Some of the most tenacious opponents of Darwinian evolution have been those outside of the discipline of biology, most notably engineers, mathematicians, physicists, and chemists.

I point to the Salem Hypothesis:

An education in the Engineering disciplines forms a predisposition to Creation/Intelligent Design viewpoints.

But what about musicians?

(The topic of music, math, computer science came up in Artificial Intelligence and the Game of Checkers. I sensed a great deal of interest in the topic so I’m opening this thread to air the discussion out. )

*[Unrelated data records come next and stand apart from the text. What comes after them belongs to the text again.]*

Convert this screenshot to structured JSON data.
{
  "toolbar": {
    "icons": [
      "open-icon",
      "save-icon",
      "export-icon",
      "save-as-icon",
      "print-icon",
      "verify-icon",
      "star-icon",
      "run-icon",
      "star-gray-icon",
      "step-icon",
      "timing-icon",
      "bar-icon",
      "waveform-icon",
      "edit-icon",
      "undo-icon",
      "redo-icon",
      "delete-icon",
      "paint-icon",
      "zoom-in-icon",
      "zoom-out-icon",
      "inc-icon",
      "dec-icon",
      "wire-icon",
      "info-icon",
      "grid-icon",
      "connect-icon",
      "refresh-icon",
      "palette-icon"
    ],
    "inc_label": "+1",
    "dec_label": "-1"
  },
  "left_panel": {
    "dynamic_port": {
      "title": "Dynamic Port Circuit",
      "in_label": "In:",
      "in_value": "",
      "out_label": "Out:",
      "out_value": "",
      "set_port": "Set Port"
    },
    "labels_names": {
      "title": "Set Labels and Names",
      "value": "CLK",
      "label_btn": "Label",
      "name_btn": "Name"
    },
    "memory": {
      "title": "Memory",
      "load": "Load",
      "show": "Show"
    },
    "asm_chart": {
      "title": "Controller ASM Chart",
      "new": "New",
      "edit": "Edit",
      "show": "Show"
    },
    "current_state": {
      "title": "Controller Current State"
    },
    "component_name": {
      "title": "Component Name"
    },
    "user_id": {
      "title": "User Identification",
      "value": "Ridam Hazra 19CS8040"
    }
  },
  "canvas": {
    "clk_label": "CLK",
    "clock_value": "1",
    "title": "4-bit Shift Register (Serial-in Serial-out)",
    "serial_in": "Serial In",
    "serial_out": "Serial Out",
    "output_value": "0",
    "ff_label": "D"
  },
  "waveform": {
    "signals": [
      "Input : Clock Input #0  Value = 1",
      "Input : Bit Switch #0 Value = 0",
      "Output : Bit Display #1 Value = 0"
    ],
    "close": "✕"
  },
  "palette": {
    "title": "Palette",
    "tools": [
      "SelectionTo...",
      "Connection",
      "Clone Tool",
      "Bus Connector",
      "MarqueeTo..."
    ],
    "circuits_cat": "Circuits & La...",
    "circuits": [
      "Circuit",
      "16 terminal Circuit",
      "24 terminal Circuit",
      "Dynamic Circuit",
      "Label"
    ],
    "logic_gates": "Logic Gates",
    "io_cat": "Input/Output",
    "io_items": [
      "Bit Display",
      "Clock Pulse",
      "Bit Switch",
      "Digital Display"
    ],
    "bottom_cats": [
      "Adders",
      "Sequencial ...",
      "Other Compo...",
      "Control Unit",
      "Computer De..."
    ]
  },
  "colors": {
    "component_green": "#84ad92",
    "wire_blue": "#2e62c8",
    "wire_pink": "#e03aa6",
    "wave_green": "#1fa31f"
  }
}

I would even be curious to know if there is a correlation between musically oriented people and ID. Seriously! It’s been my experience that at least in regards to people I meet on the internet there is a partial correlation. I’ve yet to meet an evolutionary biologist who had a serious interest in performing instrumental music.

There is a little nuance here however in that many with interest in the disciplines of engineering, math, and physics have interest in music. Here at UD, William Dembski, Gil Dodgen, and myself can play Chopin Etudes on the piano. Several of my math and computer science professors were accomplished musicians. My piano teacher was also a professor of mathematics. Albert Einstein, Edward Teller, and Richard Feynman were also accomplished musicians.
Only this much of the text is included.